Multiple sclerosis (MS) is categorized into four types based on the frequency of symptoms and the course of the disease progression.
Relapsing-remitting MS (RRMS) is the most common form of MS. Patients with RRMS typically experience episodes of new or worsening symptoms (relapse) followed by symptom-free periods. Eventually, RRMS changes into secondary-progressive MS (SPMS), in which patients experience a steady decline in disability and worsening of symptoms.
The less common forms of MS are primary-progressive MS (PPMS) and progressive-relapsing MS (PRMS). Individuals with PPMS experience gradual deterioration from the onset without any symptom-free, or remittance, periods.
People with PRMS also have gradual disease progression from the start but may have occasional relapses.
The relapsing and progressive forms of MS typically follow different trajectories. With the progressive types of MS, symptoms build up and worsen over time. People with the relapsing form of the disease In experience worsening disability after a relapse. This is referred to as relapse-associated worsening (RAW) and is believed to be a significant cause of disability accumulation in patients with relapsing forms of MS. However, there is evidence that patients with RRMS also experience disability accumulation unrelated to relapses. This is referred to as progression independent of relapse activity (PIRA).
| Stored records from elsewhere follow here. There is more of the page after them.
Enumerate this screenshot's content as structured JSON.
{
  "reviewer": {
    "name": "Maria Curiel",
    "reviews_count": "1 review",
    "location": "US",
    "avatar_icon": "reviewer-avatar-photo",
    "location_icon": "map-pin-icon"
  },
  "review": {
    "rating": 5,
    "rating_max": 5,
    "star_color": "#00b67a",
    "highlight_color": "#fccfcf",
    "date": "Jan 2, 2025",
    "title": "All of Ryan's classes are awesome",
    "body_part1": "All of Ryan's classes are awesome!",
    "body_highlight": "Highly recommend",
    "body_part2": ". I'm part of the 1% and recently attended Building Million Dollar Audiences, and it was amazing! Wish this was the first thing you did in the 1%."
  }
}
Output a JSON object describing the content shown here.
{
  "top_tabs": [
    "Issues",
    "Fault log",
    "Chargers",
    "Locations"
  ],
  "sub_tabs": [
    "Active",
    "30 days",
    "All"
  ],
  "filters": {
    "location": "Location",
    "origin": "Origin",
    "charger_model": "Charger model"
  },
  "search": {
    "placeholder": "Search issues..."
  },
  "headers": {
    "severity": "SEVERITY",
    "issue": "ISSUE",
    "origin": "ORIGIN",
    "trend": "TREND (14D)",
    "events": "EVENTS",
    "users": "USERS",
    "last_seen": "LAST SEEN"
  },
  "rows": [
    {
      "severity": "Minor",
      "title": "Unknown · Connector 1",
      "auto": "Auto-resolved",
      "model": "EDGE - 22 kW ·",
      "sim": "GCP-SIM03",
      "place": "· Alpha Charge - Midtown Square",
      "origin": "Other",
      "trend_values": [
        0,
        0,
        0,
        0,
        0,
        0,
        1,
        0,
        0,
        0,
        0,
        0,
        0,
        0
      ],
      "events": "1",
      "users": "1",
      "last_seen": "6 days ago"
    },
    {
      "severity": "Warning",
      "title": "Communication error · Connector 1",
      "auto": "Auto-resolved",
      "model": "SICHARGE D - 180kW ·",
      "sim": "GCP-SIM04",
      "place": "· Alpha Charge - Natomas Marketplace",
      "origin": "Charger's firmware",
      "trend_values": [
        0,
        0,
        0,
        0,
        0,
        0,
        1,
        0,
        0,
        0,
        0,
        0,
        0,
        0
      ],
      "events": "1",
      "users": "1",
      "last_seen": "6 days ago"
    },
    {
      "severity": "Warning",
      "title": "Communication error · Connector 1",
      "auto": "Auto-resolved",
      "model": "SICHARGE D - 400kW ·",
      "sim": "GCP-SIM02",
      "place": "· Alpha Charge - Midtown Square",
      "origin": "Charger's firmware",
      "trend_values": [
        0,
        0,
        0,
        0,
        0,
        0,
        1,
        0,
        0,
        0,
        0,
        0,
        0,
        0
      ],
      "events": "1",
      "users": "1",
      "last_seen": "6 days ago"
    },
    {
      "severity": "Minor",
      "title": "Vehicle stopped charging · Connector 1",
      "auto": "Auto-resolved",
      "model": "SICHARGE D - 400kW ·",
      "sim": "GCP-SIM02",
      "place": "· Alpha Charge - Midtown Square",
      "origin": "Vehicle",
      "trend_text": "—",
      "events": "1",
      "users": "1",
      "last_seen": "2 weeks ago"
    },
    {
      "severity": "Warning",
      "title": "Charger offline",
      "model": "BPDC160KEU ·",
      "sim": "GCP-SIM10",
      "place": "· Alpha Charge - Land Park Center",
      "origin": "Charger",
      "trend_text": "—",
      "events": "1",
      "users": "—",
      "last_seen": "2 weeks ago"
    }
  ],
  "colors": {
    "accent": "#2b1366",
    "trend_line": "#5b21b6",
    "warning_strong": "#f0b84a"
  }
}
There is research on PIRA in early and established MS. However, predictors of PIRA measured at the occurrence of clinically isolated syndrome (the first episode of MS-related neurologic symptoms) have yet to be studied.
A research team led by Carmen Tur, M.D., Ph.D., from the Multiple Sclerosis Center of Catalonia Department of Neurology/Neuroimmunology at the Vall d’Hebron University Hospital in Barcelona, Spain conducted a longitudinal cohort study to examine the risk of PIRA after clinically isolated syndrome (CIS) occurs, potential predictors of PIRA, and the long-term outcomes of patients with PIRA. CIS is the first episode of neurologic symptoms that lasts at least 24 hours and is caused by inflammation or loss of the myelin that covers the nerve cells in the central nervous system. It can be a precursor to full-blown MS.
The study, which was published in the December 2022 issue of JAMA Neurology, included 1,128 participants with CIS who were assessed within three months of their first clinical episode. All participants were younger than 50; the average age was 32.1 years. PIRA was defined as disability accumulation confirmed by the Expanded Disability Status Scale (EDSS) at six months during a relapse-free period. Any disability accumulation episodes that did not qualify as PIRA were considered RAW.
Of the 1,128 participants, 37% experienced at least one episode of disability accumulation. Of these, 66% had at least one PIRA event, and 34% had RAW episodes. Of the patients who had PIRA, 31% did so within the first five years of CIS onset. Patients with early PIRA were older and showed a steeper increase in EDSS rate than those with late PIRA.
Tur and her colleagues found that about 8% of patients with MS could develop PIRA within the first five years of CIS onset. Older age was the only predictor of PIRA, with a 43% increase in risk for each decade older at the onset of CIS.
They concluded that PIRA is associated with adverse long-term outcomes, especially if events occur early in the disease. They suggest early identification of patients who will develop PIRA could improve treatment choices and lead to a better long-term prognosis.